24th Infantry Division is a formation of the Bangladesh Army. It is one of the three infantry division in Chittagong Division. It is headquartered in Chittagong Cantonment in the Chittagong District. It is the largest infantry division of Bangladesh Army.

History 
After the liberation war five brigades of Bangladesh army was formed. Among them 65th Infantry Brigade was headquartered in Chittagong.

Later (in 1977) the brigade was upgraded to the 24th Infantry Division. Major General Mizanur Rahman Shamim is the current GOC. The division is covers the Chittagong Hill Tracts. 24th Infantry division is the largest infantry division that compromises 33% of the personal of Army.

Components 
 24th Artillery Brigade (Guimara Cantonment)
 69th Infantry Brigade (Bandarban Cantonment)
 203rd Infantry Brigade (Khagrachari Cantonment)
 305th Infantry Brigade (Rangamati Cantonment)

Operation Dragon Drive 
Post-independence, Purba Banglar Sarbahara Party emerged as one of the main opponents of the new Awami League-government. In April 1973 the Purba Banglar Jatiya Mukti Front, a coalition of 11 groups, was formed. After the formation of the front, the party initiated a campaign of armed struggle against the Bangladeshi state. The party was active in the Dhaka, Barisal, Faridpur, Mymensingh, Tangail, Chittagong, Sylhet and Comilla districts. It carried out assassinations of Awami League cadres and attacks on police stations throughout the country.

At the request of request of Sheikh Mujibur Rahman then 65th Infantry Brigade commander Dastgir took over counter-insurgency operations in his command area and led Bangladesh's first successful combined army, navy, air force military operation called "Operation Dragon Drive" in the Chittagong Hill Tracts region against "Shorbohara" separatist insurgents in the Chittagong Hill Tracts.

Assassination of Ziaur Rahman 

On 29 May 1981 Zia went on tour to Chittagong to help resolve an intra-party political dispute in the regional BNP. Zia and his entourage stayed overnight at the Chittagong Circuit House in Chittagong Cantonment. In the early hours of the morning of 30 May, he was assassinated by a group of army officers led by GOC of 24th Infantry Division Major General Abul Manzoor. Also killed were six of his bodyguards and two aides.

Manzoor was killed shortly after while being captured. 18 officers were brought before a military tribunal, 13 were sentenced to death whilst 5 were given varying prison sentences a hasty trial in a military court.

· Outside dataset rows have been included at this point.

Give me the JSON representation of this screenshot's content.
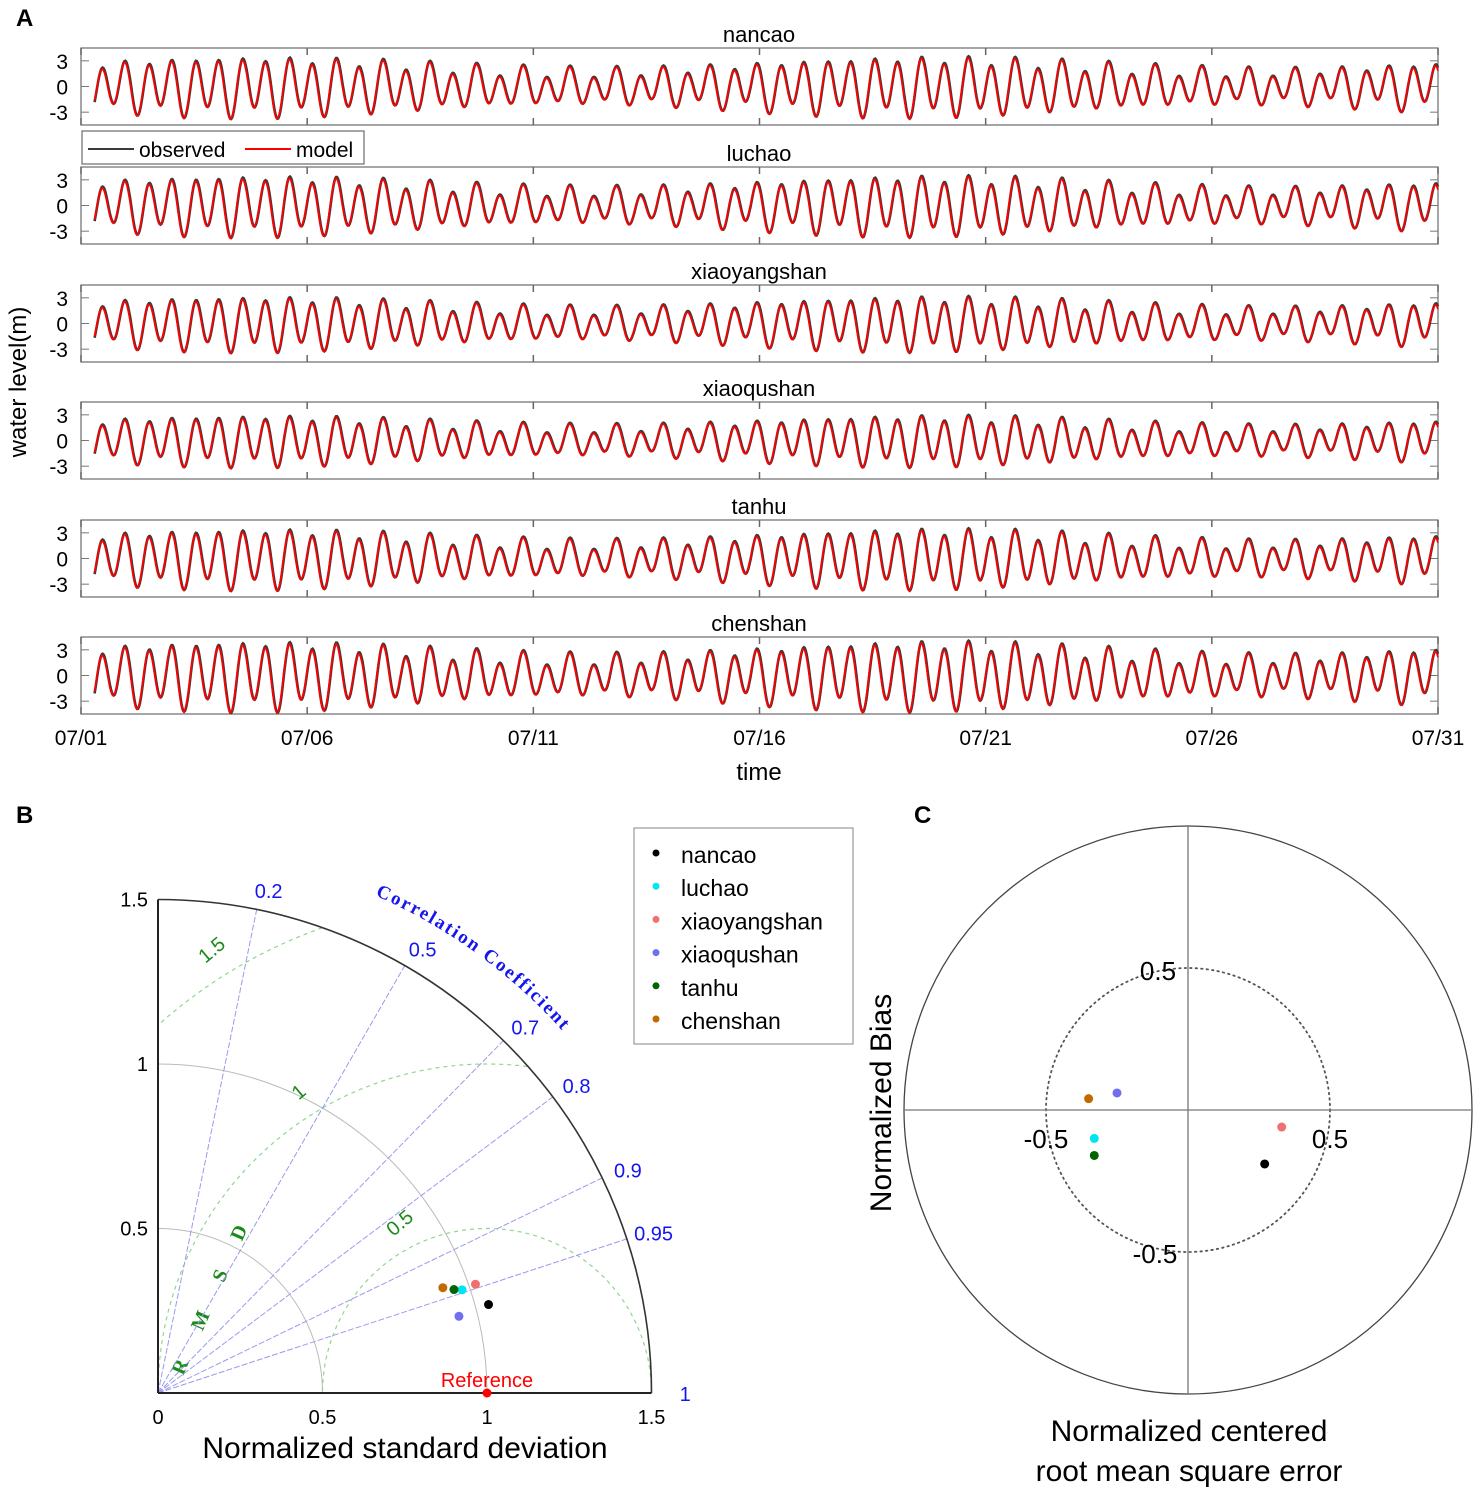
{
  "panel_labels": {
    "a": "A",
    "b": "B",
    "c": "C"
  },
  "chart_data": [
    {
      "type": "line",
      "panel": "A",
      "ylabel": "water level(m)",
      "xlabel": "time",
      "x_ticks": [
        "07/01",
        "07/06",
        "07/11",
        "07/16",
        "07/21",
        "07/26",
        "07/31"
      ],
      "y_ticks": [
        "3",
        "0",
        "-3"
      ],
      "ylim": [
        -4.5,
        4.5
      ],
      "grid": "vertical at date ticks",
      "legend": {
        "placement": "top-left, below first subplot",
        "entries": [
          {
            "label": "observed",
            "color": "#3a3a3a"
          },
          {
            "label": "model",
            "color": "#ff0000"
          }
        ]
      },
      "subplots": [
        {
          "title": "nancao",
          "amplitude_m": 3.3
        },
        {
          "title": "luchao",
          "amplitude_m": 3.3
        },
        {
          "title": "xiaoyangshan",
          "amplitude_m": 3.0
        },
        {
          "title": "xiaoqushan",
          "amplitude_m": 2.8
        },
        {
          "title": "tanhu",
          "amplitude_m": 3.3
        },
        {
          "title": "chenshan",
          "amplitude_m": 3.8
        }
      ]
    },
    {
      "type": "scatter",
      "panel": "B",
      "subtype": "taylor",
      "xlabel": "Normalized standard deviation",
      "x_ticks": [
        "0",
        "0.5",
        "1",
        "1.5"
      ],
      "y_ticks": [
        "0.5",
        "1",
        "1.5"
      ],
      "std_max": 1.5,
      "correlation_label": "Correlation Coefficient",
      "correlation_ticks": [
        "0.2",
        "0.5",
        "0.7",
        "0.8",
        "0.9",
        "0.95",
        "1"
      ],
      "rmsd_label": "RMSD",
      "rmsd_ticks": [
        "0.5",
        "1",
        "1.5"
      ],
      "reference": {
        "label": "Reference",
        "std": 1.0,
        "color": "#ff0000"
      },
      "points": [
        {
          "name": "nancao",
          "std": 1.04,
          "corr": 0.966,
          "color": "#000000"
        },
        {
          "name": "luchao",
          "std": 0.976,
          "corr": 0.947,
          "color": "#00e5ee"
        },
        {
          "name": "xiaoyangshan",
          "std": 1.02,
          "corr": 0.946,
          "color": "#f07070"
        },
        {
          "name": "xiaoqushan",
          "std": 0.944,
          "corr": 0.969,
          "color": "#6f6ff0"
        },
        {
          "name": "tanhu",
          "std": 0.953,
          "corr": 0.944,
          "color": "#006400"
        },
        {
          "name": "chenshan",
          "std": 0.923,
          "corr": 0.938,
          "color": "#c06a00"
        }
      ],
      "legend": {
        "placement": "top-right"
      }
    },
    {
      "type": "scatter",
      "panel": "C",
      "subtype": "target",
      "xlabel": "Normalized centered\nroot mean square error",
      "xlabel_lines": [
        "Normalized centered",
        "root mean square error"
      ],
      "ylabel": "Normalized Bias",
      "xlim": [
        -1,
        1
      ],
      "ylim": [
        -1,
        1
      ],
      "tick_labels": {
        "top": "0.5",
        "left": "-0.5",
        "right": "0.5",
        "bottom": "-0.5"
      },
      "points": [
        {
          "name": "nancao",
          "x": 0.27,
          "y": -0.19,
          "color": "#000000"
        },
        {
          "name": "luchao",
          "x": -0.33,
          "y": -0.1,
          "color": "#00e5ee"
        },
        {
          "name": "xiaoyangshan",
          "x": 0.33,
          "y": -0.06,
          "color": "#f07070"
        },
        {
          "name": "xiaoqushan",
          "x": -0.25,
          "y": 0.06,
          "color": "#6f6ff0"
        },
        {
          "name": "tanhu",
          "x": -0.33,
          "y": -0.16,
          "color": "#006400"
        },
        {
          "name": "chenshan",
          "x": -0.35,
          "y": 0.04,
          "color": "#c06a00"
        }
      ]
    }
  ]
}
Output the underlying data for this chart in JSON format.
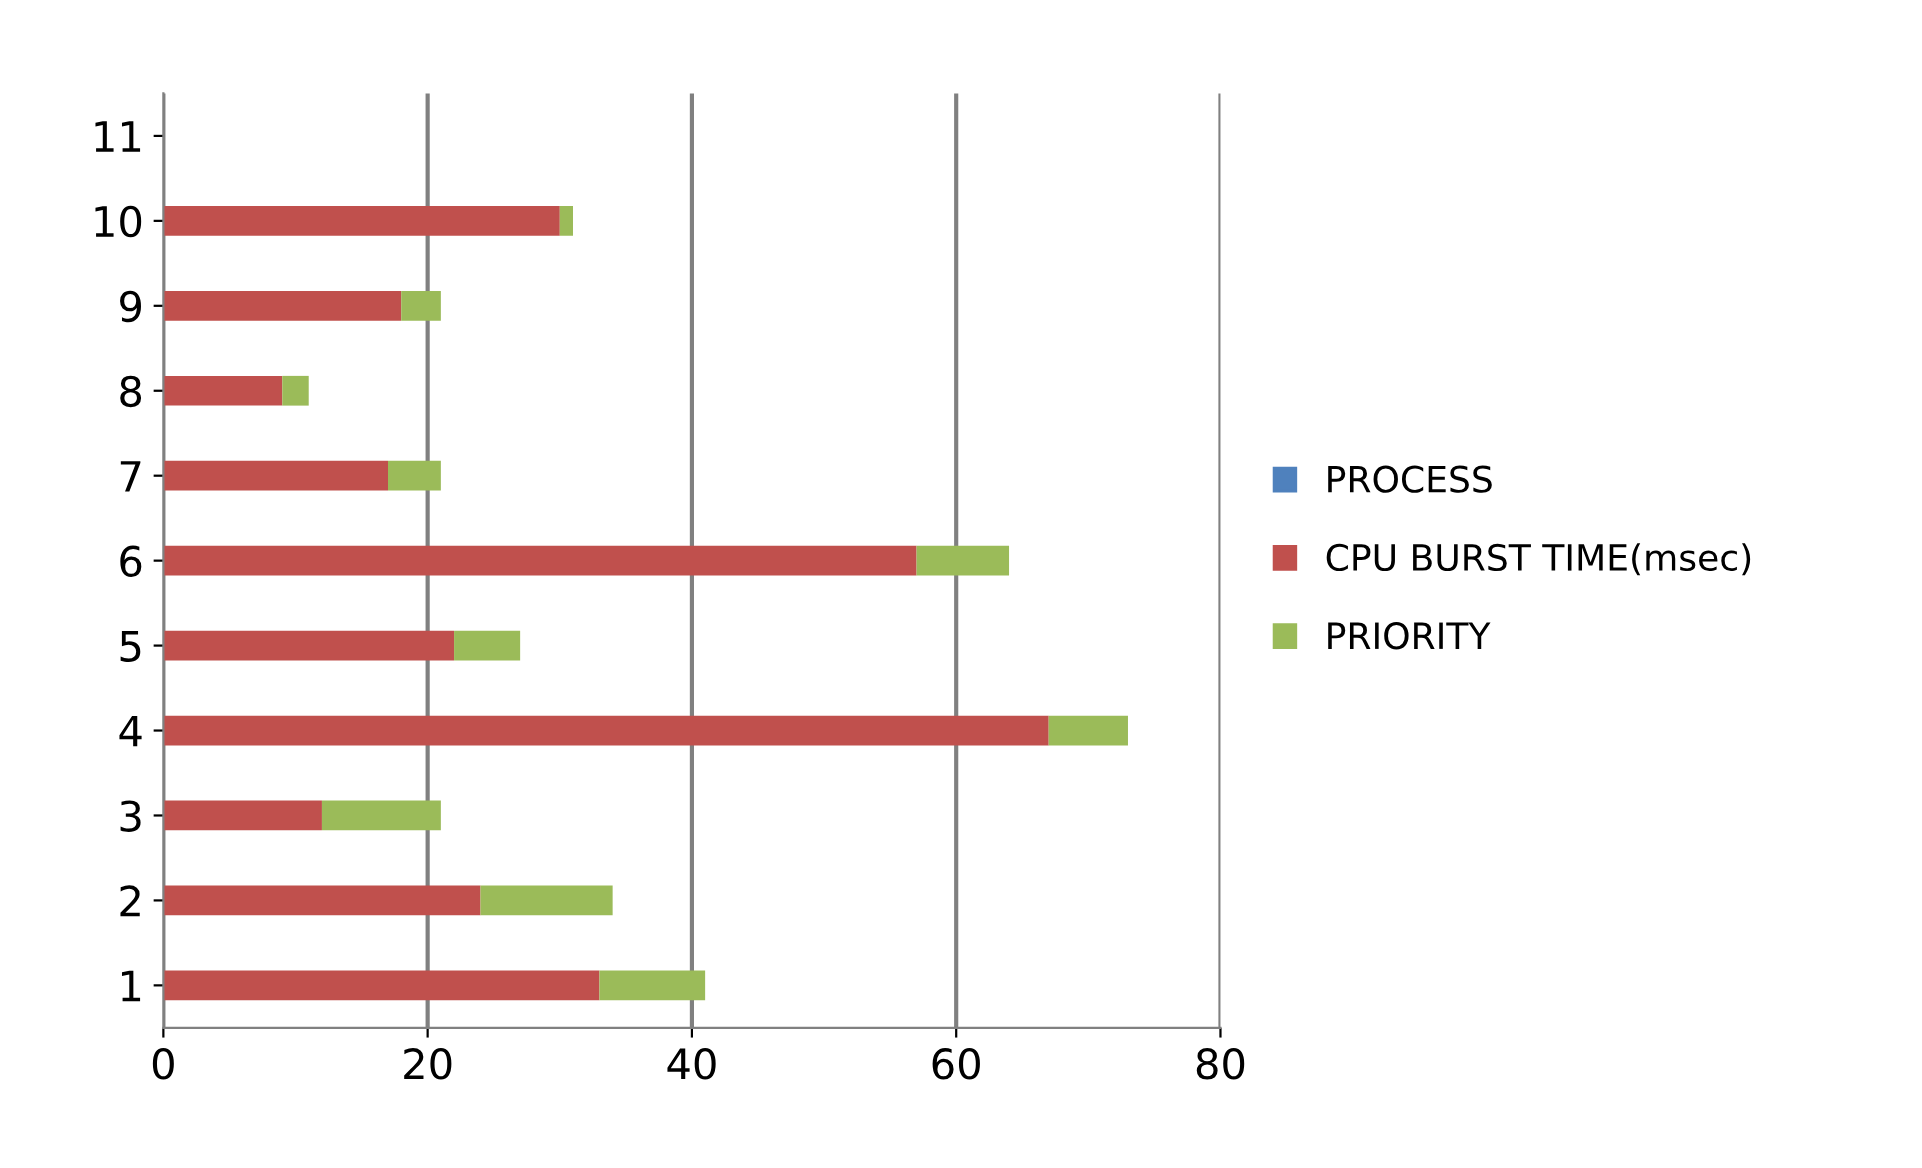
{
  "chart_data": {
    "type": "bar",
    "orientation": "horizontal",
    "stacked": true,
    "categories": [
      "11",
      "10",
      "9",
      "8",
      "7",
      "6",
      "5",
      "4",
      "3",
      "2",
      "1"
    ],
    "series": [
      {
        "name": "PROCESS",
        "color": "#4f81bd",
        "values": [
          null,
          null,
          null,
          null,
          null,
          null,
          null,
          null,
          null,
          null,
          null
        ]
      },
      {
        "name": "CPU BURST TIME(msec)",
        "color": "#c0504d",
        "values": [
          null,
          30,
          18,
          9,
          17,
          57,
          22,
          67,
          12,
          24,
          33
        ]
      },
      {
        "name": "PRIORITY",
        "color": "#9bbb59",
        "values": [
          null,
          1,
          3,
          2,
          4,
          7,
          5,
          6,
          9,
          10,
          8
        ]
      }
    ],
    "xlim": [
      0,
      80
    ],
    "xticks": [
      0,
      20,
      40,
      60,
      80
    ],
    "grid": "x",
    "legend": "right"
  }
}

Chittagong Hill Tracts conflict 

The Chittagong Hill Tracts Conflict was the political conflict and armed struggle between the Government of Bangladesh by the Parbatya Chattagram Jana Sanghati Samiti (United People's Party of the Chittagong Hill Tracts) and its armed wing, the Shanti Bahini over the issue of autonomy and the rights of the tribes of the Chittagong Hill Tracts.

The Shanti Bahini launched an insurgency against government forces in 1977. 24th Infantry Division of Bangladesh Army took part in this counter insurgency operation. The conflict continued for twenty years until the government and the PCJSS signed the Chittagong Hill Tracts Peace Accord in 1997. In February 1998 Shantu Larma formally disbanded the Shanti Bahini. Almost 1500 fighters surrendered their weapons. According to official figure more than 8,500 rebels, soldiers and civilians have been killed during two decades of insurgency. The number of civilians killed is estimated at 2,500.